Equipping the Saints

Paul opens our eyes to God’s leadership strategy in Ephesians 4. Jesus leaves earth, and He bestows five different kinds of leaders upon the kingdom that function to prepare and position the members of His Ecclesia. Paul uses the body metaphor to explain how these leadership dynamics function, the measurement of success we should use, and observable results that leadership function brings to the kingdom’s Ecclesia.

In one particular phrase, Paul uses the Greek word, katartizo, to define what these leadership dynamics accomplish. Jesus gave the five dynamics of leadership to “katartizo” the holy ones so they can work the ministry within the Body of Christ.

So, equipping the saints becomes a fundamental health issue for the Ecclesia, and the meaning of the term becomes essential to a good understanding of kingdom leadership dynamics.

Like many words, this term has different facets of meaning depending upon the context in which it is used. For example, when the word is used in a medical sense, it can have the meaning of setting a bone so that it will heal properly. When it is used to speak of fishermen working on their nets, it means the nets are being repaired so that fish won’t slip through holes torn in the nets by previous use or strains from daily use. When the word is used to speak of military preparation, it speaks to position and provision for soldiers, lining up archers with bows and arrows, putting horsemen who can ride on horses would be a way of understanding how the term fits military “equipping.”

Luke 6:40 says, “The student is not above the teacher, but everyone who is fully trained will be like their teacher.” “Fully trained” being katartizo used in the context of discipling.

Should we use the medical context because Paul discusses the Ecclesia in the metaphor of a body?

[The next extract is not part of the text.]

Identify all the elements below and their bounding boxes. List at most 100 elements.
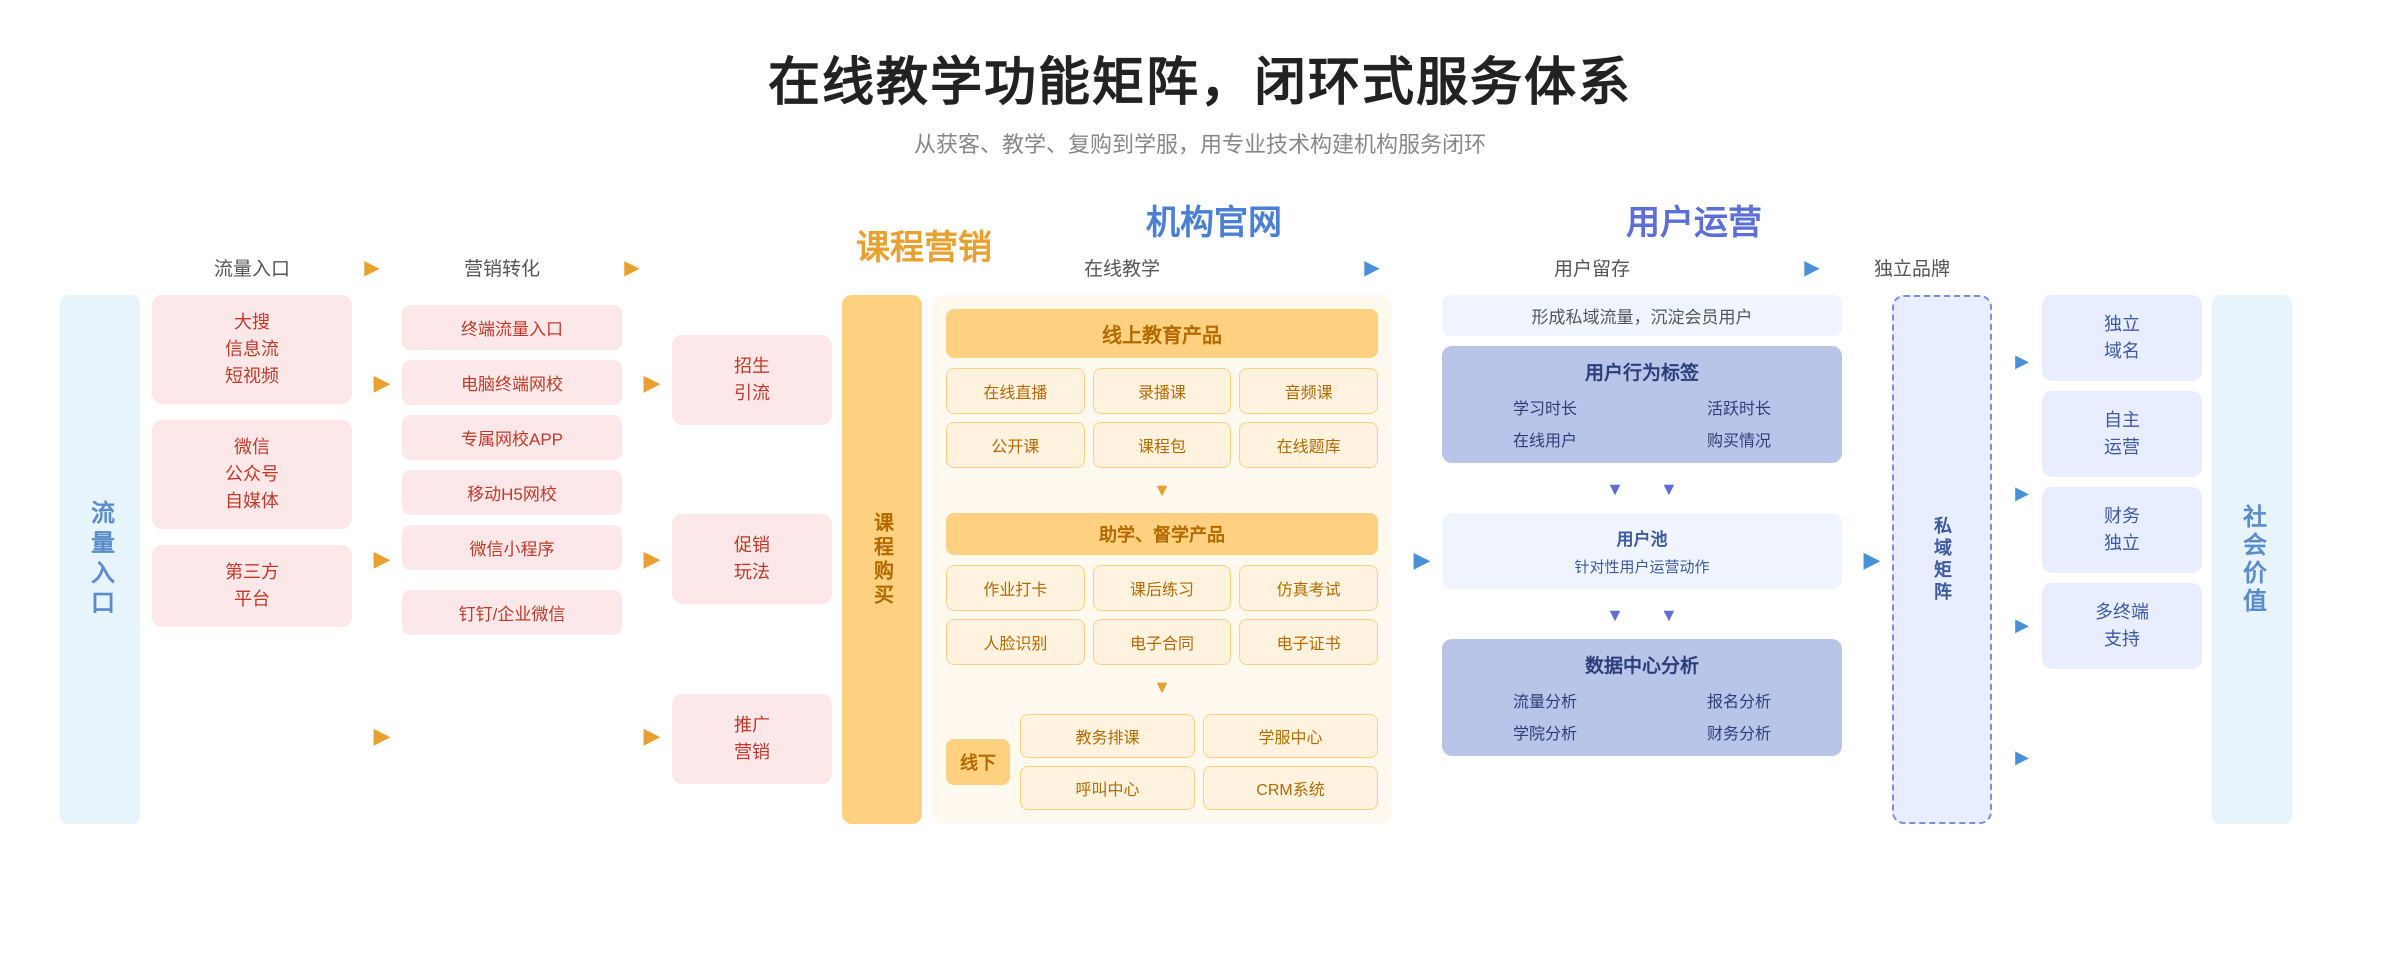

Should we use the military context since the Ecclesia has a warfare assignment that the gates of hell cannot withstand? Should we use the “perfecting” translation as if the context calls for a “maturing” of individual members of the Body? Or, should be use the discipling context because we are speaking of kingdom leadership dynamics bestowed by Jesus upon His kingdom Ecclesia?

Contextual Meaning

I propose that this term means, “prepare and position,” in this context, and that this dual meaning best describes what Paul intends to convey. I see Paul’s point as “leaders position members of the Body to function, preparing them to function at optimum levels in ways consistent to and in coordination with the systems of the spiritual Body, the Ecclesia.

I propose that we cannot see the results Paul describes, through the function of the leaders Jesus bestows, without both concepts, “prepare and position.” Study of the uses of the term all point to both aspects.

Medically, preparation and positioning is needed for proper healing. Militarily, preparation and positioning is needed for proper battle plan execution. Leadership wise, preparation and positioning is needed to realize the end results Paul describes, given the context of leadership by which he introduces this word.

This leads me to conclude that a great deal of the discussion about “equipping the holy ones” merely hammers this important revelation into modern church growth structures and institutional organizational charts, as if teaching people to greet, usher, host, or watch the kids resembles what this Scripture pictures.

If you begin with the modern definition of “church,” you end up with a picture of “equipping” that Paul would not recognize as consistent with this Scripture. Paul would ask, “Nice, but where’s the Ephesians 4 implementation I wrote about in Ephesians 4?”